Por exemplo, o modelo em vidro da Apolemia uvaria tem a forma básica de uma sifonófora que eu pude ver bem à minha frente - um grande saco em forma de sino que serve para a locomoção rápida, e os longos tentáculos que se balançam - cada um coberto por um arpão mortal carregado com neurotoxina - armadilhas mortais para todos os tipos de pequenos camarões e peixes.
E as sifonóforas nos apresentaram um belo espetáculo, mesmo sendo pequenas e terrivelmente difíceis de filmar. Elas estendiam os longos tentáculos, puxando-os rapidamente quando as presas se aproximavam.
E quando elas se depararam com uma situação de perigo, seu sistema nervoso disparou um sinal para os músculos, que compactaram os tentáculos e fizeram com que o "sino" nadasse em alta velocidade. Uma série de tentáculos de 0,9 m de comprimento se comprimiu em um piscar de olhos em uma corrente de 7,6 cm de propulsão a jato. O termo "jellyfish" ("medusa" em inglês) não capta a evolução extravagante e a biologia do animal.

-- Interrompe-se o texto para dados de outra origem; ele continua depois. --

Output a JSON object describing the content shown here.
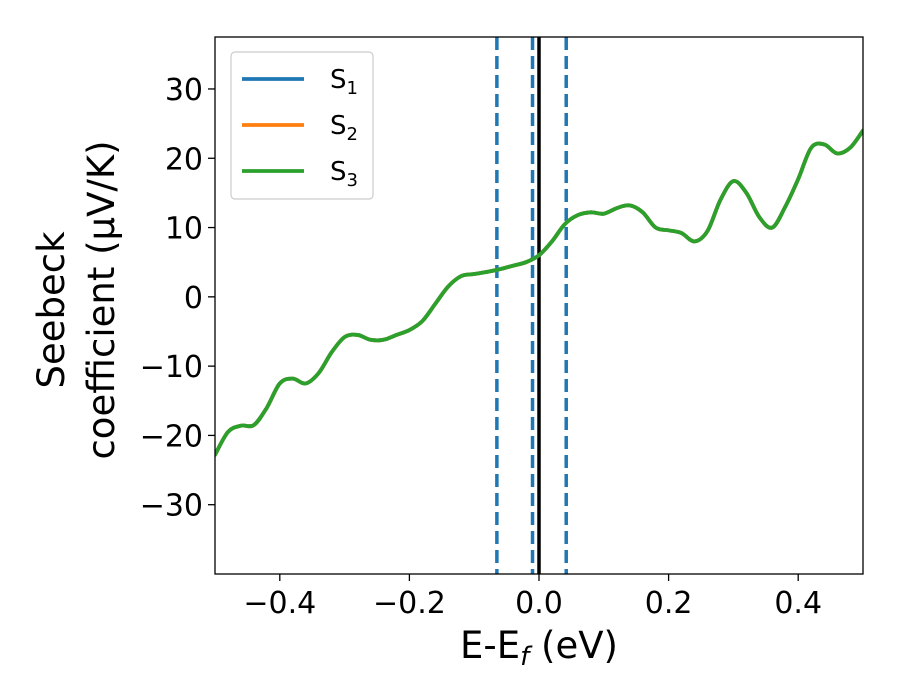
{
  "chart_data": {
    "type": "line",
    "xlabel": "E-E",
    "xlabel_sub": "f",
    "xlabel_unit": " (eV)",
    "ylabel_line1": "Seebeck",
    "ylabel_line2": "coefficient  (μV/K)",
    "xlim": [
      -0.5,
      0.5
    ],
    "ylim": [
      -40,
      37.5
    ],
    "x_ticks": [
      -0.4,
      -0.2,
      0.0,
      0.2,
      0.4
    ],
    "x_tick_labels": [
      "−0.4",
      "−0.2",
      "0.0",
      "0.2",
      "0.4"
    ],
    "y_ticks": [
      -30,
      -20,
      -10,
      0,
      10,
      20,
      30
    ],
    "y_tick_labels": [
      "−30",
      "−20",
      "−10",
      "0",
      "10",
      "20",
      "30"
    ],
    "grid": false,
    "legend_position": "top-left",
    "colors": {
      "S1": "#1f77b4",
      "S2": "#ff7f0e",
      "S3": "#2ca02c",
      "fermi_line": "#000000",
      "dashed_lines": "#1f77b4"
    },
    "vertical_lines": {
      "solid": [
        0.0
      ],
      "dashed": [
        -0.065,
        -0.01,
        0.042
      ]
    },
    "x": [
      -0.5,
      -0.48,
      -0.46,
      -0.44,
      -0.42,
      -0.4,
      -0.38,
      -0.36,
      -0.34,
      -0.32,
      -0.3,
      -0.28,
      -0.26,
      -0.24,
      -0.22,
      -0.2,
      -0.18,
      -0.16,
      -0.14,
      -0.12,
      -0.1,
      -0.08,
      -0.06,
      -0.04,
      -0.02,
      0.0,
      0.02,
      0.04,
      0.06,
      0.08,
      0.1,
      0.12,
      0.14,
      0.16,
      0.18,
      0.2,
      0.22,
      0.24,
      0.26,
      0.28,
      0.3,
      0.32,
      0.34,
      0.36,
      0.38,
      0.4,
      0.42,
      0.44,
      0.46,
      0.48,
      0.5
    ],
    "series": [
      {
        "name": "S",
        "sub": "1",
        "values": [
          -22.8,
          -19.5,
          -18.6,
          -18.5,
          -16.0,
          -12.5,
          -11.8,
          -12.5,
          -11.0,
          -8.0,
          -5.8,
          -5.5,
          -6.2,
          -6.2,
          -5.5,
          -4.8,
          -3.5,
          -1.0,
          1.5,
          3.0,
          3.3,
          3.6,
          4.0,
          4.5,
          5.0,
          6.0,
          8.0,
          10.5,
          11.8,
          12.2,
          12.0,
          12.8,
          13.2,
          12.2,
          10.0,
          9.6,
          9.2,
          8.0,
          9.5,
          14.0,
          16.7,
          15.0,
          11.5,
          10.0,
          13.0,
          17.0,
          21.5,
          22.0,
          20.7,
          21.5,
          24.0
        ]
      },
      {
        "name": "S",
        "sub": "2",
        "values": [
          -22.8,
          -19.5,
          -18.6,
          -18.5,
          -16.0,
          -12.5,
          -11.8,
          -12.5,
          -11.0,
          -8.0,
          -5.8,
          -5.5,
          -6.2,
          -6.2,
          -5.5,
          -4.8,
          -3.5,
          -1.0,
          1.5,
          3.0,
          3.3,
          3.6,
          4.0,
          4.5,
          5.0,
          6.0,
          8.0,
          10.5,
          11.8,
          12.2,
          12.0,
          12.8,
          13.2,
          12.2,
          10.0,
          9.6,
          9.2,
          8.0,
          9.5,
          14.0,
          16.7,
          15.0,
          11.5,
          10.0,
          13.0,
          17.0,
          21.5,
          22.0,
          20.7,
          21.5,
          24.0
        ]
      },
      {
        "name": "S",
        "sub": "3",
        "values": [
          -22.8,
          -19.5,
          -18.6,
          -18.5,
          -16.0,
          -12.5,
          -11.8,
          -12.5,
          -11.0,
          -8.0,
          -5.8,
          -5.5,
          -6.2,
          -6.2,
          -5.5,
          -4.8,
          -3.5,
          -1.0,
          1.5,
          3.0,
          3.3,
          3.6,
          4.0,
          4.5,
          5.0,
          6.0,
          8.0,
          10.5,
          11.8,
          12.2,
          12.0,
          12.8,
          13.2,
          12.2,
          10.0,
          9.6,
          9.2,
          8.0,
          9.5,
          14.0,
          16.7,
          15.0,
          11.5,
          10.0,
          13.0,
          17.0,
          21.5,
          22.0,
          20.7,
          21.5,
          24.0
        ]
      }
    ]
  }
}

Em seguido, ouvi David soltar um grito debaixo d'água: ele tinha acabado de tirar uma foto de um impressionante pequeno polvo que passava.
A próxima parada de nossa missão é o Mediterrâneo, marco zero da pesquisa dos Blaschka. Neste mês, sigo para a Itália, para a Estação Marinha de Nápoles, que cedeu aos vidreiros muitos de seus animais vivos.
Talvez encontremos correspondentes exatos de invertebrados espetaculares, como o polvo com tentáculos encaracolados (Eledone moschata) e a sifonófora gigante Apolemia uvaria, que, com 6,1 m de comprimento, chega a dominar a cadeia alimentar mediterrânea. De qualquer forma, esperamos descobrir se ainda sobrevivem no mar, assim como fazem, magnificamente, em vidro.